RFR: 8266557: assert(SafepointMechanism::local_poll_armed(_handshakee)) failed: Must be

Mon May 24 10:25:01 UTC 2021

On Mon, 24 May 2021 04:33:18 GMT, David Holmes <dholmes at openjdk.org> wrote:

>> Please consider this change-set which address the issue on hand.
>> 
>> I identified two problems:
>> 
>> - is_locked() uses the _owner field which is unordered (no storestore|storeload) on store-side.
>> Fixed by leaving the handshakee being processed in queue until completed.
>> And remove looping, since if ever the queue is empty the handshakee may processed.
>> If ever want to loop again, we must make sure queue is not empty before removing the processed handshake.
>> But there is, at this moment, no performance benefit to that, so I chosse the simple, easy to reason about version. (some crazy stress test can see a difference)
>> 
>> Note that I'll do a follow-up and make is_locked() ifdef ASSERT only.
>> 
>> - have_non_self_executable_operation() only provide correct acquire if first in queue matched, if second item matched it could be re-orderd with reading the poll state.
>> Fixed by adding a loadload.
>> 
>> I could at first reproduce by checking _active_handshaker in update_poll (~1/50) and an increase in the test time by ten.
>> (real reprod ~1/400 with increased test time)
>> If we are updating the poll there should not be an active handshaker.
>> The above fixed the issue.
>> But after a rebase when I was trying to pin point the issue I could no longer reproduce even without any changes.
>> 
>> Added Atomic store/load to _active_handshaker since it may be concurrently loaded (it may only be used to ask if current thread is active handshaker).
>> 
>> Passes stressing relevant test on aarch64 and t1-7.
>> 
>> Thanks, Robbin
>
> src/hotspot/share/runtime/handshake.cpp line 473:
> 
>> 471:   while (has_operation()) {
>> 472:     MutexLocker ml(&_lock, Mutex::_no_safepoint_check_flag);
>> 473:     HandshakeOperation* op = get_op_for_self();
> 
> I still don't understand why we now do a peek here, and then do the pop below (in remove-op), instead of just doing the pop here?

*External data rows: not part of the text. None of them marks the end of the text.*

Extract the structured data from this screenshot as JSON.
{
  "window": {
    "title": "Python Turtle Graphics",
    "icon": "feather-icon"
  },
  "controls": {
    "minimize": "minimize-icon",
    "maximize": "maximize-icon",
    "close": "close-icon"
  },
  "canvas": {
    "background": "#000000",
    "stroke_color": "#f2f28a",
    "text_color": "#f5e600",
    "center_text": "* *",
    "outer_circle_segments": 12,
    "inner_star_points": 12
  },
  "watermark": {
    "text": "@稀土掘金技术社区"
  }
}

The reason is, from above:
>When poll is armed the handshakee must go to slow path and lock the HandshakeState lock if:
>- 1: There is handshake operation to be processed
>- 2: Some-else is in the middle of processing a handshake operation for this handshakee

This, in practice, means the first pointer of the queue most be non-NULL, and seen as non-NULL, until after we have processed the handshake operation.
By doing:
1: get op
2: do op
  - When handshakee first checks poll, it is armed.
  - Then it checks global poll (safepoint) and the queue state.
  -  If there is a handshake operation to be processed goto slow path.
3: remove op
  - First ptr can be set NULL, which means the handshakee may elide the slow path.
  - The handshakee sees poll armed, but no global poll and nothing in queue.
  - The handshakee may disarm the poll.

By simply removing the OP after we have executed we know the handshakee must go to slow path.

> src/hotspot/share/runtime/handshake.cpp line 570:
> 
>> 568:   Thread* current_thread = Thread::current();
>> 569: 
>> 570:   HandshakeOperation* op = get_op();
> 
> Again why not pop here?

See above.

If there was only one OP in queue, the handshake may now disarm it's poll and continue.
If there is more in queue it will still go to slow path.

-------------

PR: https://git.openjdk.java.net/jdk/pull/3973